Nassim Nicholas Taleb and his co-author Mark Spitznagel explain why the corona crisis should by no means be considered a Black Swan event. On the contrary: The global pandemic is a white swan – an event that will undoubtedly occur in the future. 

“A global pandemic will undoubtedly occur in the future. The government of Singapore, which called on us as consultants at the time, had already been preparing for a pandemic since 2010 with a detailed plan.”

Nassim Nicholas Taleb, NZZ 2020

With change comes opportunity because certain events will damage your competitor’s ability to execute strategy. The challenge is to look out for when these events will occur. The black swan event has killed the Thanksgiving Turkey – and it can stop your competitors’ ability to execute strategy. 

There is always a risk in the business plan, and at the same time, a massive business opportunity. Each shift in spending creates a foreseeable market opportunity. Taleb writes that Singapore took action and already started projects in 2010. The opportunity lies in defining these scenarios and execution models before they occur. Search listening and social listening helps us understand when the time is right – and what we have to do. When the event arrives, you should be ready.

👉  How to find out about the next battlefield, understand its impact, and prepare for it?

👉 How to spot a company worth buying or sell your own company before it´s affected? 

Watchdogs improve market sizing

Professional preparation makes sure that you enter the right niche. Target Market Sizing helps you refine business model canvas hypotheses. Growing international comes with language and cultural barriers, different tax codes, business regulations, and packaging standards in other countries.

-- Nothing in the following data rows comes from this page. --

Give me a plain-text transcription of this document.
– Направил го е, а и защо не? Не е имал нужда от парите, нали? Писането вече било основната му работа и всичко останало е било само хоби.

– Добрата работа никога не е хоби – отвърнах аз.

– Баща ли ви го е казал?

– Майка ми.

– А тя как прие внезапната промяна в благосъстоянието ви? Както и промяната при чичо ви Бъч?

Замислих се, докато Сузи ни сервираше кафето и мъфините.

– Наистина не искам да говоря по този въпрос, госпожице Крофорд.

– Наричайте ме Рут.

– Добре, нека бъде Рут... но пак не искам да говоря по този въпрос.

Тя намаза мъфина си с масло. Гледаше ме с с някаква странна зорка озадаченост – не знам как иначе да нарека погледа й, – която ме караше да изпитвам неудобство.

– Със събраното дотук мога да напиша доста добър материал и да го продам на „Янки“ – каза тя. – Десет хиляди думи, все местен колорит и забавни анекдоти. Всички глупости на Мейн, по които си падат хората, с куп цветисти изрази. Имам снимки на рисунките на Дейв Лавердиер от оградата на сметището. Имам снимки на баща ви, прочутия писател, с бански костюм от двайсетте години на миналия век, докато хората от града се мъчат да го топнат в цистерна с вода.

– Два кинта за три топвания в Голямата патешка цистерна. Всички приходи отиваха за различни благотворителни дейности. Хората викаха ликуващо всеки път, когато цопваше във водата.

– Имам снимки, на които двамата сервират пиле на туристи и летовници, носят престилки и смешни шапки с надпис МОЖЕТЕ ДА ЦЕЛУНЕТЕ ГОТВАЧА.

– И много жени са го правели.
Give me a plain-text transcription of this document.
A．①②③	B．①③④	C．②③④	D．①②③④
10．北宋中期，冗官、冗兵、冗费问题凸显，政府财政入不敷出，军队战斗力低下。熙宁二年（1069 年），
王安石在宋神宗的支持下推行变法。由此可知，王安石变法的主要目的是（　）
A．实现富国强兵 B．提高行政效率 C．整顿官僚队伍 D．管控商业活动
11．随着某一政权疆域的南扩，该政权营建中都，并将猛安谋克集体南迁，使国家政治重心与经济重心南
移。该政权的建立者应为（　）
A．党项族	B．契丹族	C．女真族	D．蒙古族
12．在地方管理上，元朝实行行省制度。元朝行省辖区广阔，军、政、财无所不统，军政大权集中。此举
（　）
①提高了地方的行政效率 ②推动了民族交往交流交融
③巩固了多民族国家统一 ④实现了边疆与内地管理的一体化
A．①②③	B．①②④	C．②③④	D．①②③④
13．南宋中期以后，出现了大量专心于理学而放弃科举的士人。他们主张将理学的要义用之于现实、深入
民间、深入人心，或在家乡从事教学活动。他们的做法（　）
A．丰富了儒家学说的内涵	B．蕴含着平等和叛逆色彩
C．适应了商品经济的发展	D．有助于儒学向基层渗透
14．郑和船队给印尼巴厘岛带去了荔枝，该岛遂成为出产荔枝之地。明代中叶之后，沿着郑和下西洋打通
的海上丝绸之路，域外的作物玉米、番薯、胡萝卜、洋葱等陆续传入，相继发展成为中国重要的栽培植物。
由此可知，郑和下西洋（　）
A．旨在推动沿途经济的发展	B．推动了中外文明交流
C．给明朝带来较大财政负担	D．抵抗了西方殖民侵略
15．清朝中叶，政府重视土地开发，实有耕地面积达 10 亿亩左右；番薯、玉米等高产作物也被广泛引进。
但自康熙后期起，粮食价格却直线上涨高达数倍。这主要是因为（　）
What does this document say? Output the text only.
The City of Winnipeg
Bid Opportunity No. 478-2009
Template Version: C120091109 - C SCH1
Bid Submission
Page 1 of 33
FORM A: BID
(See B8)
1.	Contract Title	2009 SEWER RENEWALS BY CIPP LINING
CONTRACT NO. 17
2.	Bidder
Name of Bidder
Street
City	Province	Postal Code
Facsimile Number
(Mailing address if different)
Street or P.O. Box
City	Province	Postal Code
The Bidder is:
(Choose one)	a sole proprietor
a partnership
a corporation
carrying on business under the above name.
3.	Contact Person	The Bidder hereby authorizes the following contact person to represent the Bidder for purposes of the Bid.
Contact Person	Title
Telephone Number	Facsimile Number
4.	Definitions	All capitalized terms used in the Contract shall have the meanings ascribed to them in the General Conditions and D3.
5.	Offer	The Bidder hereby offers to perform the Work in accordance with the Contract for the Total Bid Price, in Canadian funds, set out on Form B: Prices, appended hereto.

Watchdogs find a correlation between opinions and voters

Everybody Lies Image Search Volume and Trump Votes

You may not believe what the unbiased perspectives of millions of people can tell us. Search Listening is less subjective to unreliable responses, which can happen in surveys, or the desire to project a specific image rather than reality, which is a risk with social data.

Book: Everybody Lies

The book has fascinating, surprising insights into everything from economics to ethics to sports to race to sex, gender, and more, all drawn from the world of big data. Google knows more. Seth Stephens-Davidowitz demonstrates the extent to which all the world is indeed a lab. On sensitive topics, every survey method will elicit substantial misreporting.

  • What percentage of white voters didn’t vote for Barack Obama because he’s black?
  • Do violent films affect the crime rate? Can you beat the stock market?
  • Who is more self-conscious about sex, men or women?
  • Do parents secretly favor boy children over girls?